Fueron unas vacaciones atípicas. En primer lugar, por realizarlas conjuntamente con más personas (mis tíos de Burgos y sus dos hijos, más pequeños que nosotros; y una prima mayor, que, ésta sí, nos acompañaría muchos años en los viajes de verano), aunque sería la primera, y la última. En segundo lugar, porque era la primera vez que alcancé la conciencia de que yo era alguien individual, y mi familia –incluidos mis padres y hermano- estaba constituida por seres diferenciados de mí. En tercer lugar, porque, hábilmente instruido por mi prima mayor, incurrí en un vicio que mantuve un tiempo: robar; mi especialidad, en Laredo fueron las pelotas de tenis de una pista que se encontraba bajo la terraza de donde nos alojábamos, que yo divisaba cuando se extraviaban, y luego bajaba a recolectar tranquilamente; también, los tebeos de los kioscos, que yo devoraba a mayor velocidad de lo que mis padres y familiares podían permitirse comprarme (cayeron algunos “Súper Mortadelo” y otros ejemplares “especiales” y más caros). En cuarto lugar, porque comprendí que la buena voluntad no es suficiente para la convivencia apacible, y que los intereses de las familias suelen diferir, sobre todo si sus hijos manifiestan cierta incompatibilidad de caracteres. En quinto lugar, porque confirmé (tras varias sospechas anteriores) que mi familia carecía de la sensibilidad intelectual y artística que yo tenía, lo cual comprobé ante la cruda indiferencia que manifestaba todo el mundo por mis progresos pictóricos de una caja que me habían regalado (IniciArte, que incluía pinceles, una veintena de pocillos de pintura, y cuatro láminas divididas en espacios que había que rellenar con el color del número correspondiente). Pero, sobre todo, las vacaciones de Laredo pasaron a mi imaginario personal con todos los honores porque fue donde aprendí a nadar.

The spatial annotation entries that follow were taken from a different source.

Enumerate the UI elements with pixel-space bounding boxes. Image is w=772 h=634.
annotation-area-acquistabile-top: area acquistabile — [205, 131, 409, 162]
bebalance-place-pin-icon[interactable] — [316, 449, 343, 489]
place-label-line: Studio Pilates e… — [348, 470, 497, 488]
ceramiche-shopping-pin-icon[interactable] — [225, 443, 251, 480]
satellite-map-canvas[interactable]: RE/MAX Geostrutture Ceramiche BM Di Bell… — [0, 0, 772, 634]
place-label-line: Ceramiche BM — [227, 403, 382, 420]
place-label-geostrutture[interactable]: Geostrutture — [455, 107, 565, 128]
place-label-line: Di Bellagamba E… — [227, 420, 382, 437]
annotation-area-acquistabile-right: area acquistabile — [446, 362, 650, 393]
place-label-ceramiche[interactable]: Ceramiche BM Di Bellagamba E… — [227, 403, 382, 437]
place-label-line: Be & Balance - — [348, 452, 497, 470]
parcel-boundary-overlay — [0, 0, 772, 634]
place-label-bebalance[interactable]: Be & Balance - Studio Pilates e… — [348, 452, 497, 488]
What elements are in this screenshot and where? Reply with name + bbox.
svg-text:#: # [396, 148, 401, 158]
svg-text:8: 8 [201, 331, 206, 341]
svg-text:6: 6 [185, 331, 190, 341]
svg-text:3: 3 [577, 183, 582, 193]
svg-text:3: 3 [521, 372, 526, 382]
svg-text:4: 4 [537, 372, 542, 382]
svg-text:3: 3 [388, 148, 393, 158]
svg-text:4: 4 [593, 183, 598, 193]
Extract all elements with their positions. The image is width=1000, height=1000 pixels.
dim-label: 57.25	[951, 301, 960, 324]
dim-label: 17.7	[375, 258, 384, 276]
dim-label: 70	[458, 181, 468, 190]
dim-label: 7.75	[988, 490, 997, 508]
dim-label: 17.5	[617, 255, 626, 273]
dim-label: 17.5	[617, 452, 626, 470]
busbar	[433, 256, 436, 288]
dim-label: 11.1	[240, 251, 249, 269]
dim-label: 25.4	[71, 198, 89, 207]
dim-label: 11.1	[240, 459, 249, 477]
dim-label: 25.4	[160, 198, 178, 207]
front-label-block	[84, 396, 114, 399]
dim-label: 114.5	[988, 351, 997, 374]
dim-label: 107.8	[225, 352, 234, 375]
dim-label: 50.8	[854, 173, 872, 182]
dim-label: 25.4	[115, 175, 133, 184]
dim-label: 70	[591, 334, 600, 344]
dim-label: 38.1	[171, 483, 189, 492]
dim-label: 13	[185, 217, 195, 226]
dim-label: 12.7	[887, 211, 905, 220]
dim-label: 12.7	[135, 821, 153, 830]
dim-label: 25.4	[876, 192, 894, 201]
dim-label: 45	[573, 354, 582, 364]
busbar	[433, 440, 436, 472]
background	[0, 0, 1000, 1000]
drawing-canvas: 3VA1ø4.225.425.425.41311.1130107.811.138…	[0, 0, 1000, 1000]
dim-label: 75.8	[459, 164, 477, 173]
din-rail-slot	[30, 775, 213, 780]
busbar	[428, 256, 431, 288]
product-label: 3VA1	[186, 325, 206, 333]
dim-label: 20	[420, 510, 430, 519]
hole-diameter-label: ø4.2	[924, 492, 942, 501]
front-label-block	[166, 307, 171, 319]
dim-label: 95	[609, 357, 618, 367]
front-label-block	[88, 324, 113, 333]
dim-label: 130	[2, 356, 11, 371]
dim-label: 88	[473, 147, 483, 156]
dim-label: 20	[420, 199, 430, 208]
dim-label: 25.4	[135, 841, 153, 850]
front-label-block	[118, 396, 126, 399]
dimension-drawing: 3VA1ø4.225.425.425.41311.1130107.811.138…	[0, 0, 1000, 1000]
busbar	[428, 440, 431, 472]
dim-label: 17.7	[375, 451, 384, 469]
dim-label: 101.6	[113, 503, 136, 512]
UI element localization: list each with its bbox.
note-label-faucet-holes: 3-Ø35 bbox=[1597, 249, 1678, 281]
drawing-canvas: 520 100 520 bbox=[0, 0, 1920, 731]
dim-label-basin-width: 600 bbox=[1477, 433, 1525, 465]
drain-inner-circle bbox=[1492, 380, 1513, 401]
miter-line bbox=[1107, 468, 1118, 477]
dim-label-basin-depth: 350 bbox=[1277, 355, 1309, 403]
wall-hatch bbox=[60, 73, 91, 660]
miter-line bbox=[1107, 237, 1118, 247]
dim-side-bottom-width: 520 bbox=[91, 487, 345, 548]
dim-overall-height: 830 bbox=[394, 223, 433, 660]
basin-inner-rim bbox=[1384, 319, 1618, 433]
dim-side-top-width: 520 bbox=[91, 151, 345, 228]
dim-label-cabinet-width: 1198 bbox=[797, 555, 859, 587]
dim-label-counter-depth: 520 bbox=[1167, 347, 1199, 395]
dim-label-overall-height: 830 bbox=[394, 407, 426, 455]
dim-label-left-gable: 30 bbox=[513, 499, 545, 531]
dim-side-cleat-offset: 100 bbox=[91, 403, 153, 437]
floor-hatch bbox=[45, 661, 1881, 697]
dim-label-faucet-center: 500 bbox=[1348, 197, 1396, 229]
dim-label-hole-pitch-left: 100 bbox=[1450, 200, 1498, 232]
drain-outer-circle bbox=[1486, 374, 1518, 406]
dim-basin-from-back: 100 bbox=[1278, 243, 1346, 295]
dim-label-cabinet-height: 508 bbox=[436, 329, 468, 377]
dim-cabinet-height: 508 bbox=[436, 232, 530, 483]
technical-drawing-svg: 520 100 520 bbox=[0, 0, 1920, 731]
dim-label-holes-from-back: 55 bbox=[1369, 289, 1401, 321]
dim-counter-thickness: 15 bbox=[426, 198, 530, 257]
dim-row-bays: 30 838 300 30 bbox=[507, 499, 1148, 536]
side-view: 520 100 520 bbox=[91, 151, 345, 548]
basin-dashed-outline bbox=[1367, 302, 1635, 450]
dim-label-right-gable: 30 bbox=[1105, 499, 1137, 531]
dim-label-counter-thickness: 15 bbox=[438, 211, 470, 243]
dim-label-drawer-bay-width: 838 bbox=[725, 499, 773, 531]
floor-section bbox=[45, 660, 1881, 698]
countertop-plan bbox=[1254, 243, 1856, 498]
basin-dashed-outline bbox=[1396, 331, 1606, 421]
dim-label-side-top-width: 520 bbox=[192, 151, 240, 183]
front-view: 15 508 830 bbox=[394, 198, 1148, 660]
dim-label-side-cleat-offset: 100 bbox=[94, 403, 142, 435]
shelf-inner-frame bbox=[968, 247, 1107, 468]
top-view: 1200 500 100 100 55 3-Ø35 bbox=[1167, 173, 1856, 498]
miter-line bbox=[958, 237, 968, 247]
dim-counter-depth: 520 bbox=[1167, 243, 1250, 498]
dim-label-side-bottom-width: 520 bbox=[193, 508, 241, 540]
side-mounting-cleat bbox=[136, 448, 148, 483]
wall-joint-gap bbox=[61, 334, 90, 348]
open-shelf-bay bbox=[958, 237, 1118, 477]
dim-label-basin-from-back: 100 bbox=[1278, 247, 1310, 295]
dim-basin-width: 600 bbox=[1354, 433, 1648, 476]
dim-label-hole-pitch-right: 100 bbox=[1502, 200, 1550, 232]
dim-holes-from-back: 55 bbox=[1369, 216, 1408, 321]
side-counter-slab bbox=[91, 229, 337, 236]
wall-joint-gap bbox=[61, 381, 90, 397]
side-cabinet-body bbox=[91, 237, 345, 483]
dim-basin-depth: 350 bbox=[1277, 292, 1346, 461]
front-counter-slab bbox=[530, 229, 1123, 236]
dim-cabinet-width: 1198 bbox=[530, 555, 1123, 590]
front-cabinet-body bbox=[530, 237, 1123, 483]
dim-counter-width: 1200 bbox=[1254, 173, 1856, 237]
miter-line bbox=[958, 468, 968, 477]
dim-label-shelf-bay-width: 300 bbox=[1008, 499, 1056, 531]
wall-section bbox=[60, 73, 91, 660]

Ocurrió de la manera más tonta, como suele suceder. Nos encontrábamos en la fantástica playa de Laredo, donde cubre poco y el oleaje es muy manso (no en vano la llaman la “playa de los niños”). Yo estaba con otro niño que había conocido esos días. Este niño tenía algo que yo no, y que apetecía con creciente ansiedad: tenía gafas de bucear, tubo y aletas. Durante varios días le había rogado que me las dejara un poco para ver cómo se veía el fondo y los pececillos, que por allí abundaban, pese a la presencia humana. Se había negado siempre, alegando prohibiciones familiares. Pero aquel día cedió: “sólo un momento, ¿eh?, que mi madre me vigila”. Accedí encantado, pero sólo me puse las gafas y el tubo. Como no sabía nadar, me conformé con ponerme en situación horizontal en un lugar donde no cubría mucho. Al poco, me descubrí desplazándome por encima del agua y sin que mis pies tocaran la arena. Me levanté asustado y muy excitado. Volví a probar, con las gafas, y el fenómeno se repitió. ¡Yo flotaba! Y si movía las manos y los pies, avanzaba un poco. Le devolví las gafas y el tubo al chiquillo, y probé a hacerlo con los ojos cerrados y ¡nadé por primera vez! Mi miedo tradicional se desvaneció (de niño fui siempre muy tímido y miedoso), y el resto de las vacaciones ya sólo tuvo como recuerdo primordial los muchos ratos que pasé en el agua comprobando cómo el principio de Arquímedes se aplicaba con exactitud, aunque yo aún no lo conociera. Y aunque a nivel familiar, aquellas vacaciones en esencia fueron un desastre (mis tíos y primos se marcharon antes de acabar la quincena prevista), yo comencé una nueva era como niño-nadador-sin-más-miedo-al-agua-del-estrictamente-imprescindible.